You probably know the nursery rhyme ‘Ride a cock horse to Banbury Cross’, and if you’re from Banbury you may know what this refers to, if you’re not, you may be wondering what a cock horse is and where Banbury Cross is.
The phrase ‘cock horse’ originated sometime around the 15th century. The exact meaning of it is open to discussion, with no definitive answer. The four most popular interpretations are:
• A high-spirited horse
• An additional horse used to help with pulling carts uphill
• A pretend horse (hobby horse)
• An adult’s knee (so the rhyme was probably something to be sung while a parent played with their child)
So, now that part is (sort of) cleared up, let’s move onto the rest of the nursery rhyme, which, in case you don’t know, goes:
Ride a cock-horse to Banbury Cross,
To see a fine lady upon a white horse;
Rings on her fingers and bells on her toes,
And she shall have music wherever she goes.
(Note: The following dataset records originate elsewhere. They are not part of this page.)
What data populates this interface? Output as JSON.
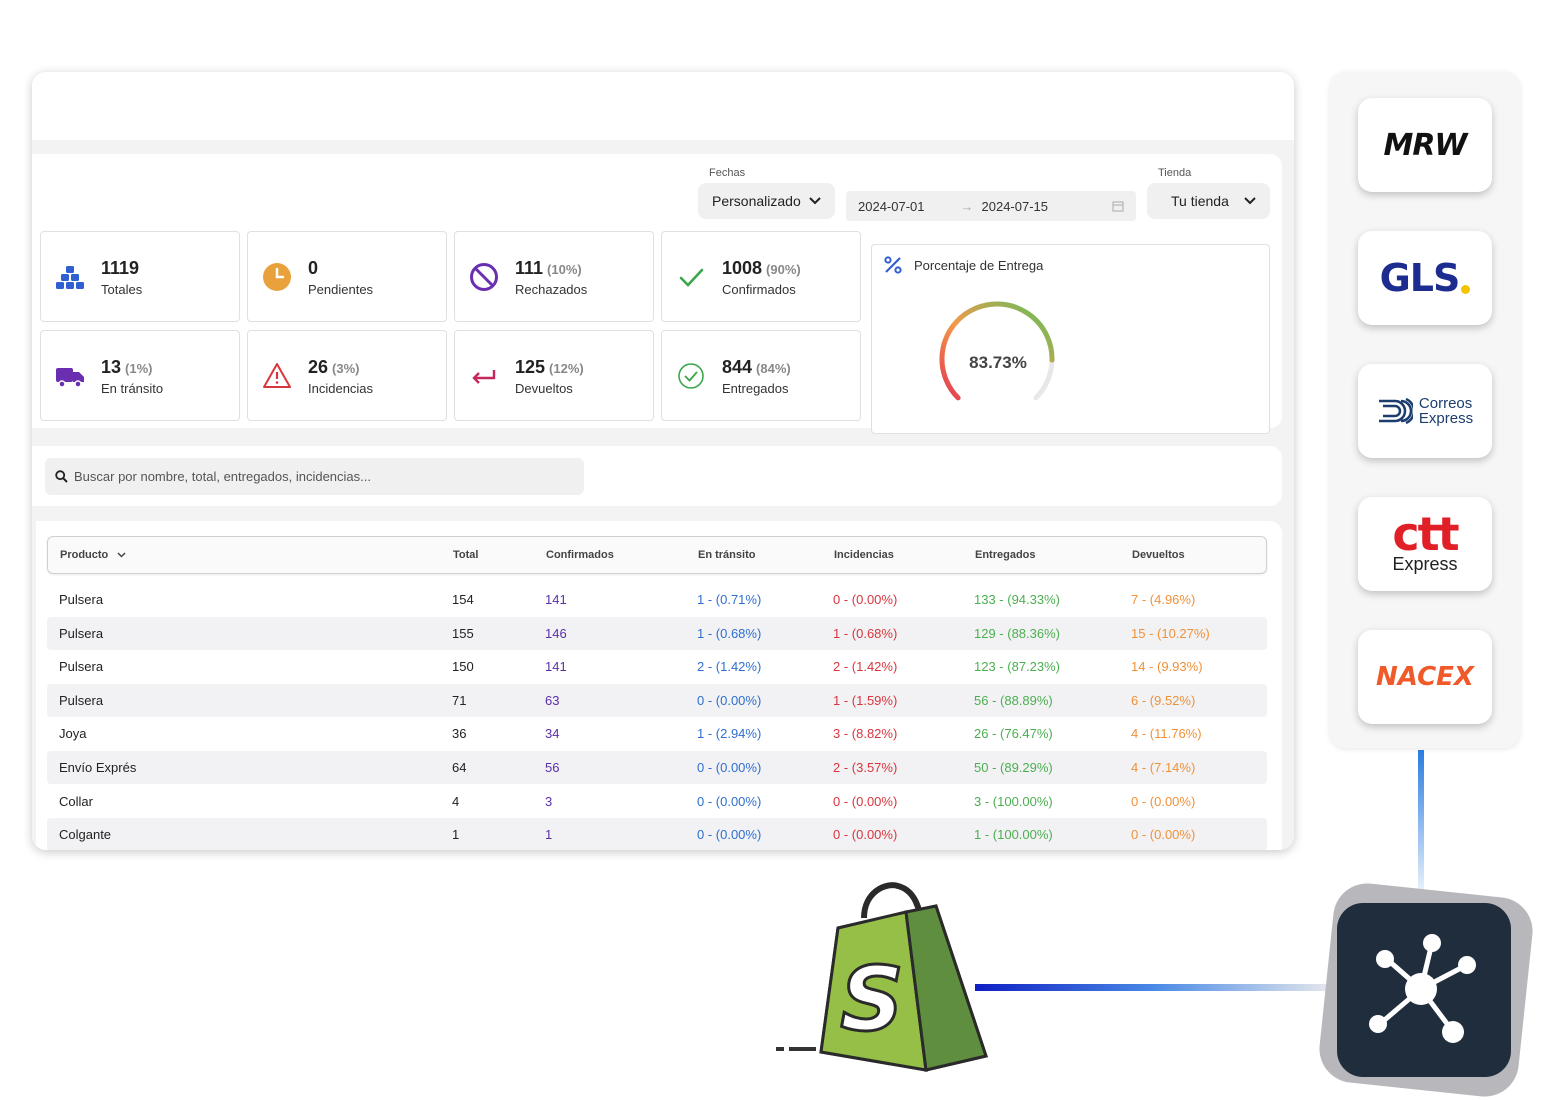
{
  "filters": {
    "dates_label": "Fechas",
    "dates_value": "Personalizado",
    "date_from": "2024-07-01",
    "date_to": "2024-07-15",
    "store_label": "Tienda",
    "store_value": "Tu tienda"
  },
  "stats": {
    "totales": {
      "value": "1119",
      "pct": "",
      "label": "Totales"
    },
    "pendientes": {
      "value": "0",
      "pct": "",
      "label": "Pendientes"
    },
    "rechazados": {
      "value": "111",
      "pct": "(10%)",
      "label": "Rechazados"
    },
    "confirmados": {
      "value": "1008",
      "pct": "(90%)",
      "label": "Confirmados"
    },
    "en_transito": {
      "value": "13",
      "pct": "(1%)",
      "label": "En tránsito"
    },
    "incidencias": {
      "value": "26",
      "pct": "(3%)",
      "label": "Incidencias"
    },
    "devueltos": {
      "value": "125",
      "pct": "(12%)",
      "label": "Devueltos"
    },
    "entregados": {
      "value": "844",
      "pct": "(84%)",
      "label": "Entregados"
    }
  },
  "gauge": {
    "title": "Porcentaje de Entrega",
    "value_text": "83.73%",
    "fraction": 0.8373
  },
  "search": {
    "placeholder": "Buscar por nombre, total, entregados, incidencias..."
  },
  "table": {
    "headers": {
      "producto": "Producto",
      "total": "Total",
      "confirmados": "Confirmados",
      "en_transito": "En tránsito",
      "incidencias": "Incidencias",
      "entregados": "Entregados",
      "devueltos": "Devueltos"
    },
    "rows": [
      {
        "producto": "Pulsera",
        "total": "154",
        "confirmados": "141",
        "en_transito": "1 - (0.71%)",
        "incidencias": "0 - (0.00%)",
        "entregados": "133 - (94.33%)",
        "devueltos": "7 - (4.96%)"
      },
      {
        "producto": "Pulsera",
        "total": "155",
        "confirmados": "146",
        "en_transito": "1 - (0.68%)",
        "incidencias": "1 - (0.68%)",
        "entregados": "129 - (88.36%)",
        "devueltos": "15 - (10.27%)"
      },
      {
        "producto": "Pulsera",
        "total": "150",
        "confirmados": "141",
        "en_transito": "2 - (1.42%)",
        "incidencias": "2 - (1.42%)",
        "entregados": "123 - (87.23%)",
        "devueltos": "14 - (9.93%)"
      },
      {
        "producto": "Pulsera",
        "total": "71",
        "confirmados": "63",
        "en_transito": "0 - (0.00%)",
        "incidencias": "1 - (1.59%)",
        "entregados": "56 - (88.89%)",
        "devueltos": "6 - (9.52%)"
      },
      {
        "producto": "Joya",
        "total": "36",
        "confirmados": "34",
        "en_transito": "1 - (2.94%)",
        "incidencias": "3 - (8.82%)",
        "entregados": "26 - (76.47%)",
        "devueltos": "4 - (11.76%)"
      },
      {
        "producto": "Envío Exprés",
        "total": "64",
        "confirmados": "56",
        "en_transito": "0 - (0.00%)",
        "incidencias": "2 - (3.57%)",
        "entregados": "50 - (89.29%)",
        "devueltos": "4 - (7.14%)"
      },
      {
        "producto": "Collar",
        "total": "4",
        "confirmados": "3",
        "en_transito": "0 - (0.00%)",
        "incidencias": "0 - (0.00%)",
        "entregados": "3 - (100.00%)",
        "devueltos": "0 - (0.00%)"
      },
      {
        "producto": "Colgante",
        "total": "1",
        "confirmados": "1",
        "en_transito": "0 - (0.00%)",
        "incidencias": "0 - (0.00%)",
        "entregados": "1 - (100.00%)",
        "devueltos": "0 - (0.00%)"
      }
    ]
  },
  "colors": {
    "confirmados": "#5b2fa8",
    "en_transito": "#2f6fd1",
    "incidencias": "#d9363e",
    "entregados": "#4caf50",
    "devueltos": "#f0913a"
  },
  "carriers": {
    "mrw": "MRW",
    "gls": "GLS",
    "correos_line1": "Correos",
    "correos_line2": "Express",
    "ctt_line1": "ctt",
    "ctt_line2": "Express",
    "nacex": "NACEX"
  },
  "icons": [
    "boxes-icon",
    "clock-icon",
    "ban-icon",
    "check-icon",
    "truck-icon",
    "warning-icon",
    "return-arrow-icon",
    "check-circle-icon",
    "percent-icon",
    "search-icon",
    "chevron-down-icon",
    "calendar-icon",
    "shopify-bag-icon",
    "network-hub-icon"
  ]
}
There are lesser-known alternative versions and a few additional verses around, but we’ll stick with this for now. Given that it was first published in 1784, but has actually been sung for hundreds of years, this is unsurprising, however, all versions have the same opening line.
The next question anyone from outside of Banbury may ask is ‘What is Banbury Cross?. Well, it’s located in the town of Banbury, just a short walk from the central high street area, and the cross you can visit today was built in 1859 (previous crosses ended up destroyed over the years). Today’s cross was built in commemoration of Victoria, Princess Royal and stands at 16 metres tall.
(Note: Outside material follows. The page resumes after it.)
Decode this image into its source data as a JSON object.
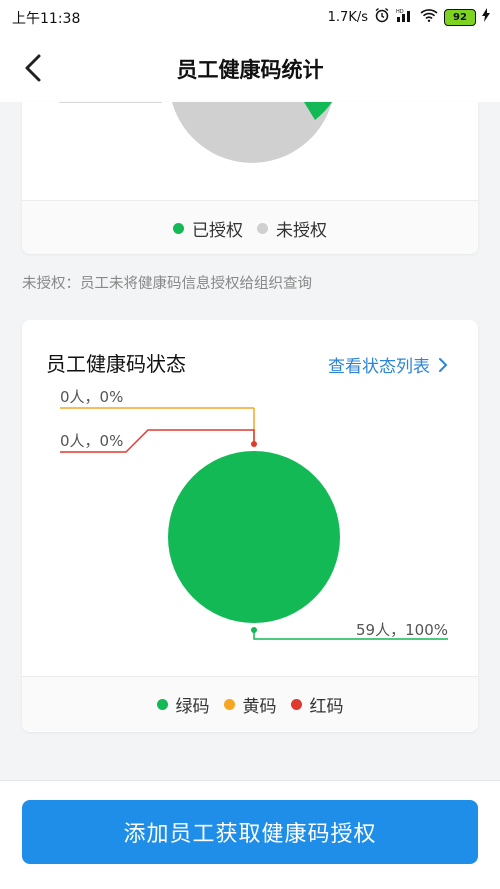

So, who is the ‘fine lady’? The truth is, nobody quite knows who the lady is.
She is also alternatively referred to as an ‘old lady’ rather than ‘fine lady’ in some versions.
Over the years it has been linked to Queen Elizabeth 1, Lady Godiva and Celia Fiennes. Celia was an author who wrote about her travels around Britain, more notably for a connection to her for this rhyme, she was sister of William Fiennes, who lived at Broughton Castle in Banbury. It has been suggested that ‘fine lady’ originated as ‘Fiennes lady’. There is no evidence to support this though.
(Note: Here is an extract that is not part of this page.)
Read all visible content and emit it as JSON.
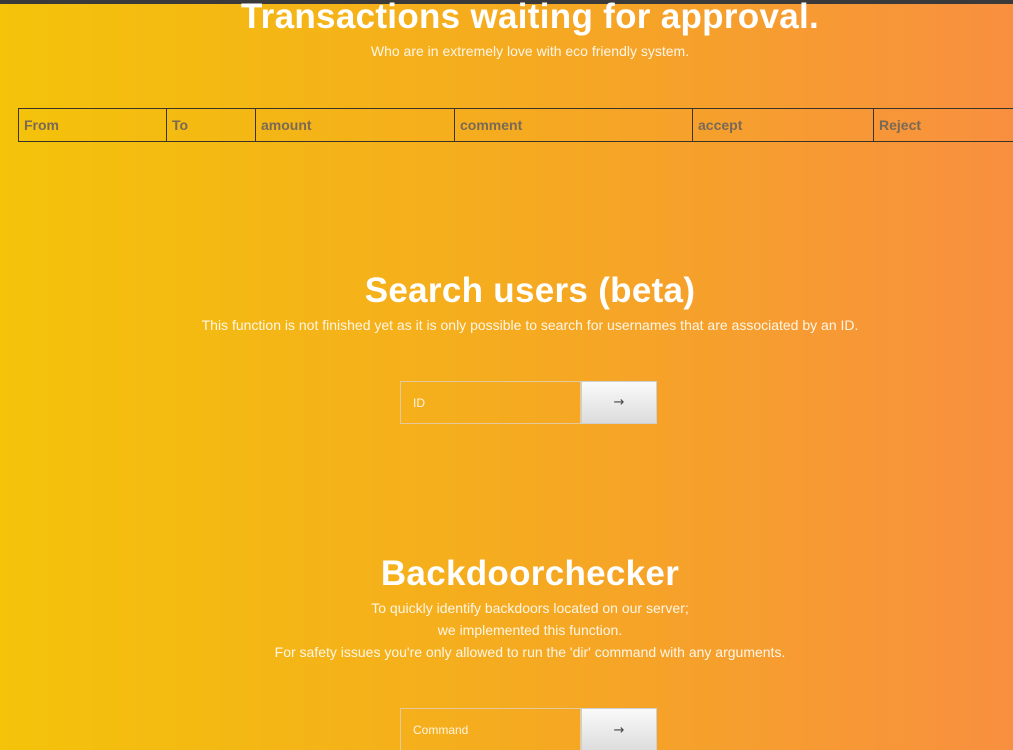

The rings and bells also have different interpretations (are you seeing a theme yet?). Some say they are connected to the lady being someone who came into Banbury to trade pottery, wearing bells to announce her arrival. Some who believe the Lady Godiva suggestion say rings and bells would be notable as the only thing she wore.
To summarise, there are lots of unknowns and interpretations to this historical rhyme, but this is one of the things which makes it so wonderful – you can use your imagination and have YOUR own version. Hopefully children for hundreds of years ahead, all over the country, grow up knowing this historic rhyme, which puts Banbury on the map.